BILAN – Bercés par des idéaux post-soixante-huitards, les fondateurs de la Villeneuve rêvaient d’une société plus intégrée, plus humaine, à travers une architecture futuriste imaginant de nouveaux moyens de circulation et de vivre-ensemble. Comment ce quartier, dont l’image a été bien écornée par les événements de 2010 et de 2012, a‑t-il évolué au fil des années ?
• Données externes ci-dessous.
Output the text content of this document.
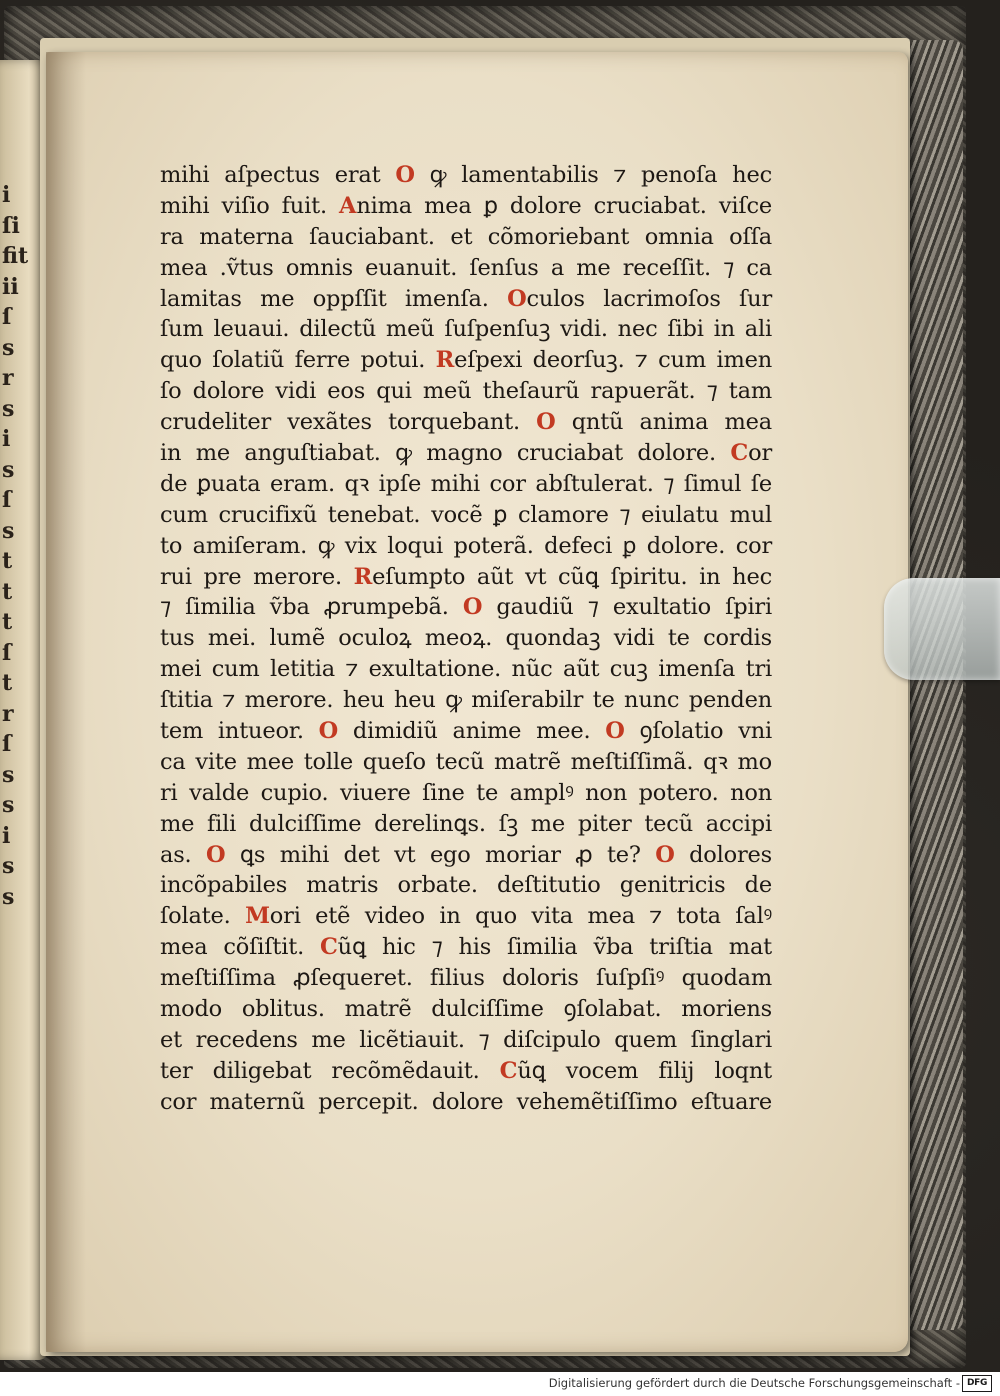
i
ſi
fit
ii
ſ
s
r
s
i
s
ſ
s
t
t
t
ſ
t
r
ſ
s
s
i
s
s
mihi aſpectus erat O ꝙ lamentabilis ⁊ penoſa hec
mihi viſio fuit. Anima mea ꝑ dolore cruciabat. viſce
ra materna ſauciabant. et cõmoriebant omnia oſſa
mea .ṽtus omnis euanuit. ſenſus a me receſſit. ⁊ ca
lamitas me oppſſit imenſa. Oculos lacrimoſos ſur
ſum leuaui. dilectũ meũ ſuſpenſuꝫ vidi. nec ſibi in ali
quo ſolatiũ ferre potui. Reſpexi deorſuꝫ. ⁊ cum imen
ſo dolore vidi eos qui meũ theſaurũ rapuerãt. ⁊ tam
crudeliter vexãtes torquebant. O qntũ anima mea
in me anguſtiabat. ꝙ magno cruciabat dolore. Cor
de ꝑuata eram. qꝛ ipſe mihi cor abſtulerat. ⁊ ſimul ſe
cum crucifixũ tenebat. vocẽ ꝑ clamore ⁊ eiulatu mul
to amiſeram. ꝙ vix loqui poterã. defeci ꝑ dolore. cor
rui pre merore. Reſumpto aũt vt cũꝗ ſpiritu. in hec
⁊ ſimilia ṽba ꝓrumpebã. O gaudiũ ⁊ exultatio ſpiri
tus mei. lumẽ oculoꝝ meoꝝ. quondaꝫ vidi te cordis
mei cum letitia ⁊ exultatione. nũc aũt cuꝫ imenſa tri
ſtitia ⁊ merore. heu heu ꝙ miſerabilr te nunc penden
tem intueor. O dimidiũ anime mee. O ꝯſolatio vni
ca vite mee tolle queſo tecũ matrẽ meſtiſſimã. qꝛ mo
ri valde cupio. viuere ſine te amplꝰ non potero. non
me fili dulciſſime derelinꝗs. ſꝫ me piter tecũ accipi
as. O ꝗs mihi det vt ego moriar ꝓ te? O dolores
incõpabiles matris orbate. deſtitutio genitricis de
ſolate. Mori etẽ video in quo vita mea ⁊ tota ſalꝰ
mea cõſiſtit. Cũꝗ hic ⁊ his ſimilia ṽba triſtia mat
meſtiſſima ꝓſequeret. filius doloris ſuſpſiꝰ quodam
modo oblitus. matrẽ dulciſſime ꝯſolabat. moriens
et recedens me licẽtiauit. ⁊ diſcipulo quem ſinglari
ter diligebat recõmẽdauit. Cũꝗ vocem filij loqnt
cor maternũ percepit. dolore vehemẽtiſſimo eſtuare
Digitalisierung gefördert durch die Deutsche Forschungsgemeinschaft - DFG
Porter l’imagination et la mixité sociale au pouvoir. Tel était le rêve du trio d’architectes parisiens visionnaires, mandaté par le maire de l’époque Hubert Dubedout, pour façonner le visage d’un tout nouveau quartier sud, la Villeneuve. Imprégnés des idéaux de 1968, ils décident de façonner un projet urbain ambitieux, inspiré du brutalisme – style architectural anglo-saxon issu du modernisme – et du concept d’unité d’habitation de Le Corbusier. Un projet qui se situe à la pointe des techniques de l’époque, intégrant des innovations telles que des murs-rideaux en aluminium, une collecte de déchets aspirée par éolienne, des coursives et des galeries inventant une nouvelle manière de circuler et de vivre ensemble, ainsi que des équipements sportifs et culturels situés au cœur du quartier.
Du rêve à la désillusion
Mais dans les années 1980, le rêve laisse progressivement place à la désillusion. L’économie s’essouffle alors que les difficultés sociales se concentrent de plus en plus au sein du quartier. La mixité sociale se transforme progressivement en ségrégation sociale, à tel point qu’aujourd’hui, la Villeneuve compte près de 12 000 habitants dont 80% de logements sociaux. « Systématiquement, la municipalité d’Alain Carignon a attribué ces logements aux familles en difficultés qui ne parlaient pas toujours bien le français. Les classes moyennes ont donc commencé à retirer leurs enfants des écoles et à vouloir s’installer ailleurs », se souvient Jean-François Parent, urbaniste responsable du projet de la Villeneuve. A cela s’ajoute une moyenne d’investissements très faible dans l’entretien des locaux : « Quand je suis arrivé à la présidence de l’office HLM, on consacrait seulement l’équivalent de la moitié de la moyenne nationale, qui n’est déjà pas très brillante, à l’entretien du parc immobilier. On ne rattrape pas de tels écarts en l’espace de cinq ans ! », regrette Jean-François Parent.
2000 : les années sombres
La crise économique est aussi passée par là : les difficultés sociales s’accumulant, beaucoup de jeunes du quartier décrochent et le taux de chômage explose. Aujourd’hui, près de 40 % d’entre eux n’ont pas de travail. Peu à peu, la Villeneuve se referme sur elle-même et connaît de plus en plus d’incivilités : nuisances sonores, dégradations, jets d’ordures par les fenêtres. Le bâti se transforme en forteresse, dans laquelle seuls les habitants parviennent à se repérer. Les jeunes se replient dans les coursives. Après la gloire des années 1970, les années 2000 laissent place aux années sombres. Les émeutes suivant la mort du braqueur Karim Boudouda en 2010, ainsi que celle de deux jeunes issus de la cité voisine d’Échirolles, Kevin et Sofiane, en 2012, sont relayées par les médias nationaux, entachant durablement l’image du quartier.
Changer l’image du quartier
Et pourtant, malgré tout, les habitants n’ont pas baissé les bras. Grâce à des associations, des collectifs et des unions de quartiers, la Villeneuve reste un terrain d‘expérimentations sociales. Après les événements de 2010, les habitants ont fondé un collectif, Villeneuve Debout, « pour faire avancer les choses et changer l’image du quartier », précise Camille Chaix, coordinatrice du collectif. Un site internet regroupant l’essentiel de l’actualité et de l’offre associative, Info Villeneuve, a également été mis sur pied, tandis que des centaines de personnes ont participé depuis décembre dernier aux ateliers populaires d’urbanisme (APU) afin de repenser leur quartier. Sur le toit du parking silo qui va bientôt être détruit, ainsi que sur l’emplacement de l’ancien gymnase, les habitants ont planté un jardin collectif et des fleurs. Comme pour se réapproprier l’espace autrement. Ce samedi, les familles prépareront elles-mêmes un banquet pour 1000 personnes. De quoi démontrer que le rêve est toujours là et que la Villeneuve peut se relever.